As we alighted the flight at Suvarnabhumi International Airport in Bangkok, I was flooded with strong emotions in anticipation of the excitement awaiting me at the World Congress of Poets, to which I had been invited as a poet delegate.
There were two young Thai men holding a placard with my name to receive me and my husband. Seeing their smiling young faces (they are students of Silpakorn National University, I gathered later), I felt a surge of joy and immediately felt quite at home. They told us that it would take a good two hours to reach our destination — the venue of the Congress.

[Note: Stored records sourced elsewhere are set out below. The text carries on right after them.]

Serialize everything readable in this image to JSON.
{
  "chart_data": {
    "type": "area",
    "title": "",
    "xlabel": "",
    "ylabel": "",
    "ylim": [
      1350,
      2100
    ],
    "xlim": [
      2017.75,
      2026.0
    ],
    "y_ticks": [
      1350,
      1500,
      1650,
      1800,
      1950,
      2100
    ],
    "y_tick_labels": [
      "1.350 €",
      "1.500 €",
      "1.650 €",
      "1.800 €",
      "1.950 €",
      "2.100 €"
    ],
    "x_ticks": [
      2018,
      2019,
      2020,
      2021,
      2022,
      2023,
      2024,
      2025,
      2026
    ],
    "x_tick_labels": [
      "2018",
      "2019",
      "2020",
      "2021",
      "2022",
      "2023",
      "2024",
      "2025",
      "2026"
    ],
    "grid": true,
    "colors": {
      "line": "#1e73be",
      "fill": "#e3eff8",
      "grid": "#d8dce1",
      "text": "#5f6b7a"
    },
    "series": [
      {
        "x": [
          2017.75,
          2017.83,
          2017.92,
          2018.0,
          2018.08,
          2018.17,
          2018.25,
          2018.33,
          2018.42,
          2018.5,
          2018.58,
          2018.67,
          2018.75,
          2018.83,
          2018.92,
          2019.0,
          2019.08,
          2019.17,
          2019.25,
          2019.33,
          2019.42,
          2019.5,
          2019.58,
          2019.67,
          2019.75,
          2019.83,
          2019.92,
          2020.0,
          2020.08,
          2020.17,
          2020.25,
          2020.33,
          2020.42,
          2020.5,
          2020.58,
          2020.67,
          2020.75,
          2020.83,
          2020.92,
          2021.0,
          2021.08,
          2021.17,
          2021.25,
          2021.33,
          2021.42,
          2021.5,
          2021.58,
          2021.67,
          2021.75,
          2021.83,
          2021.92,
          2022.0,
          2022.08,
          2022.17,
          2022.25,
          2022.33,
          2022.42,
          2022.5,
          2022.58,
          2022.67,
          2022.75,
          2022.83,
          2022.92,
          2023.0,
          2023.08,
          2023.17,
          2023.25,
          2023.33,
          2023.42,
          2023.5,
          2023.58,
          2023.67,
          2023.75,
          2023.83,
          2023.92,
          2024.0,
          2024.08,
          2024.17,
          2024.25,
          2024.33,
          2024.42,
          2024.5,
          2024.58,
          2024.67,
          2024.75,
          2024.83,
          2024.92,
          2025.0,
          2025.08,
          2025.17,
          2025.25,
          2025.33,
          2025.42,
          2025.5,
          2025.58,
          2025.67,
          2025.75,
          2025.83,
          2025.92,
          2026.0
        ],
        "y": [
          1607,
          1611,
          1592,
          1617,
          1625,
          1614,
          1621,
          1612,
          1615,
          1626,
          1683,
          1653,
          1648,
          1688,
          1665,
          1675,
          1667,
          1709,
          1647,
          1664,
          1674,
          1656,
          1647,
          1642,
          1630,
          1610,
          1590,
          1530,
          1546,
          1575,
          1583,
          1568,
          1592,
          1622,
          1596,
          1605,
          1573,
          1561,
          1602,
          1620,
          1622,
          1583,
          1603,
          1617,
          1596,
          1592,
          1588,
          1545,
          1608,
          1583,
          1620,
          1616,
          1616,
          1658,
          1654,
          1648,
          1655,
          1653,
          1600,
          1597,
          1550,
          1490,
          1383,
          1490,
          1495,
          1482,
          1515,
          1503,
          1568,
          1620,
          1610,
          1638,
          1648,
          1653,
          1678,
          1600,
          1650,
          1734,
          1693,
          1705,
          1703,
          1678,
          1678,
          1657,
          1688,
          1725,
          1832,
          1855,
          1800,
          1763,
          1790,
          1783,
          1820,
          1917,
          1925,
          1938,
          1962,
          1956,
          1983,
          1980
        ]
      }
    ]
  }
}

As I settled down in the car, my mind raced back to reminisce the phenomenal rescue operations that had saved the lives of members of a junior football team comprising 12 young boys and their 25-year-old coach trapped in the Tham Luang Nang Non cave.
When the team went missing, efforts to locate it turned into an massive and intense operation. British divers going through narrow passages and murky waters found the group alive on an elevated rock about 4 km from the mouth of the cave. The news had the whole world sending prayers and blessings for their successful rescue.
Along with the unified endeavour, grit, determination and extreme skills of the rescue team, the whole effort involved more than 10,000 people including 100 divers, hundreds of rescue workers from 100 governmental agencies, 900 police officers, 200 soldiers and 10 police helicopters, police ambulances and more than 700 diving cylinders. The amount of water pumped out of the cave was more than a billion litres.
For the trapped boys, their coach proved to be a god-sent angel with motivation and resilience embedded in all his being. He took care of his students, strengthening their resolve mentally and emotionally in the most trying of trials. He taught them the power of mind over matter, and showed them how to attain “peace amid storm”. It is by the presence of mind in extreme emergencies that the native mettle of a man is tested. Kudos to the coach! After coming out of the cave, the young boys must have understood the special privilege of being alive, to breathe normally, to enjoy and live life fully. Ah, the age of miracles is forever here; we only need angels who work in the garb of men to make us realise that.
With moist eyes I came out of my reverie, but my heart continued to hold that sense of inexplicable joy and gratitude till much after. I again swelled with pride and honour when I saw our tricolour being put up on the podium while I presented my poems and paper to the Congress where poets from various countries had congregated. The feelings behind the Sanskrit phrase soared high: Vasudhaiva Kutumbakam (The world is one family).